Qu’est-ce que cette procéduracie1 dont parlait la processeure2 de lettres Annette Vee?
La procéduracie, qui est le terme que j’utilise pour désigner la litéracie associée à la programmation informatique, est la capacité de décomposer des processus complexes en procédures plus petites et de les exprimer de manière suffisamment explicite pour qu’elles puissent être lues par un ordinateur.
La procéduracie, beaucoup plus qu’une compétence de «codage» (écrire en utilisant le vocabulaire des machines), relèverait surtout de la modélisation, d’une série de processus mentaux par lesquels on parvient à comprendre le fonctionnement d’un système logiciel – ses différentes composantes, les étapes d’un traitement algorithmique, ses couches d’interaction.

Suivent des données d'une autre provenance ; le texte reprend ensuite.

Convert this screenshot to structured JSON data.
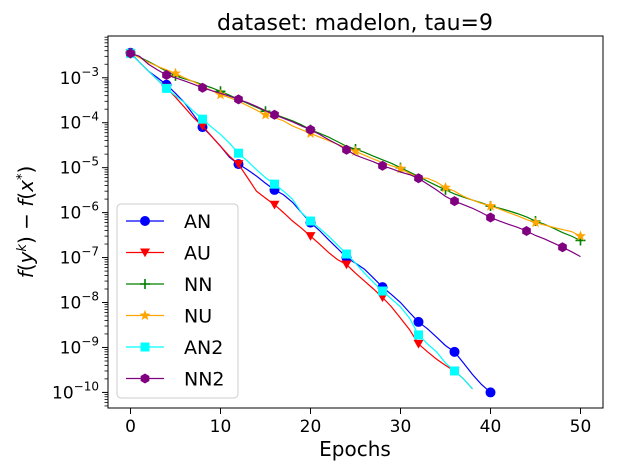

L’importance de la procéduracie ne saurait être sous-estimée, bien qu’elle soit souvent évacuée sous le couvert de prétextes disciplinaires (c’est-à-dire le fait de confier l’écriture des logiciels aux seuls programmeurs et autres professionnels de l’informatique). Sauf que le code est devenu beaucoup trop important pour être laissé aux seuls informaticiens. Le numérique est devenu transversal dans la vie en société, car «infrastructurel»:
Je note que le code informatique est devenu une infrastructure de la société occidentale, de la même manière que le texte l’était au Moyen Âge; une couche de code informatique sous-tend la plupart de nos communications et activités quotidiennes. Parce que le code informatique est si central à une grande partie de nos activités, la litéracie qui lui est associée est une litéracie qui compte, une litéracie qui est à la fois infrastructurelle et puissante.

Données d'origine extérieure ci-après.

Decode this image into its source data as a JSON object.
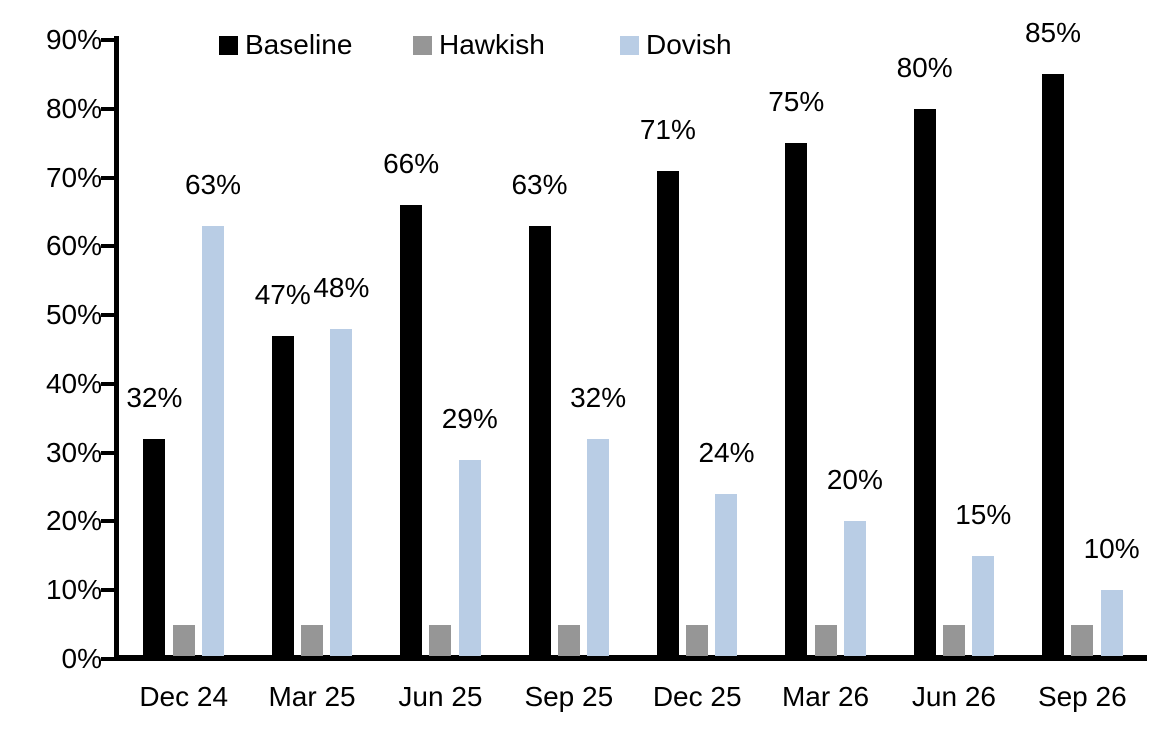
{
  "chart_data": {
    "type": "bar",
    "title": "",
    "xlabel": "",
    "ylabel": "",
    "categories": [
      "Dec 24",
      "Mar 25",
      "Jun 25",
      "Sep 25",
      "Dec 25",
      "Mar 26",
      "Jun 26",
      "Sep 26"
    ],
    "series": [
      {
        "name": "Baseline",
        "color": "#000000",
        "values": [
          32,
          47,
          66,
          63,
          71,
          75,
          80,
          85
        ],
        "data_labels": [
          "32%",
          "47%",
          "66%",
          "63%",
          "71%",
          "75%",
          "80%",
          "85%"
        ]
      },
      {
        "name": "Hawkish",
        "color": "#969696",
        "values": [
          5,
          5,
          5,
          5,
          5,
          5,
          5,
          5
        ],
        "data_labels": null
      },
      {
        "name": "Dovish",
        "color": "#B9CDE5",
        "values": [
          63,
          48,
          29,
          32,
          24,
          20,
          15,
          10
        ],
        "data_labels": [
          "63%",
          "48%",
          "29%",
          "32%",
          "24%",
          "20%",
          "15%",
          "10%"
        ]
      }
    ],
    "ylim": [
      0,
      90
    ],
    "ytick_step": 10,
    "ytick_labels": [
      "0%",
      "10%",
      "20%",
      "30%",
      "40%",
      "50%",
      "60%",
      "70%",
      "80%",
      "90%"
    ],
    "grid": false,
    "legend_position": "top",
    "axis_color": "#000000"
  }
}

Citant le professeur Michael Mateas, Vee rappelle l’absurdité analogue que représente la délégation de la maîtrise de la langue à un corps de métier particulier:
On peut soutenir que la litéracie procédurale est une compétence fondamentale pour tous, requise pour participer pleinement dans la société contemporaine; penser que seuls les programmeurs (des gens qui en font leur métier) devraient être procéduralement lettrés, revient à penser que seuls les auteurs publiés devraient apprendre à lire et à écrire.
Plus que d’apprendre à «coder», ce que signifie «litéracie» dans le contexte d’une société largement informatisée implique surtout de comprendre certains mécanismes généraux qui aideront les citoyen·ne·s non seulement à «fonctionner», mais à s’y retrouver pour pouvoir développer une pensée computationnelle et prendre des décisions éclairées, de plein gré, plutôt que de se rabattre sur des choix «par défaut».
Se retrouver en béate contemplation devant des solutions «simples» mais qui désarçonnent par leur opacité (et par la difficulté à s’en dispenser par la suite), voilà une réalité que doit combattre l’éducation populaire au numérique – dont la notion de procéduracie est une perspective possible.
Quelques questions de litéracie numérique
- Comment un ordinateur se connecte-t-il à Internet et parvient-il à résoudre une adresse?
- Qu’est-ce qu’une URL? Comment la lire?
- Par quels moyens deux appareils peuvent-ils s’échanger un fichier, comme une image, un texte ou une vidéo? Quels intermédiaires sont impliqués, où se situent-ils, et est-il possible de s’en passer?
- De quelle manière «se nourrit» une intelligence artificielle? Par quels patrons la reconnaître? Quels usages éclairés peut-on en faire?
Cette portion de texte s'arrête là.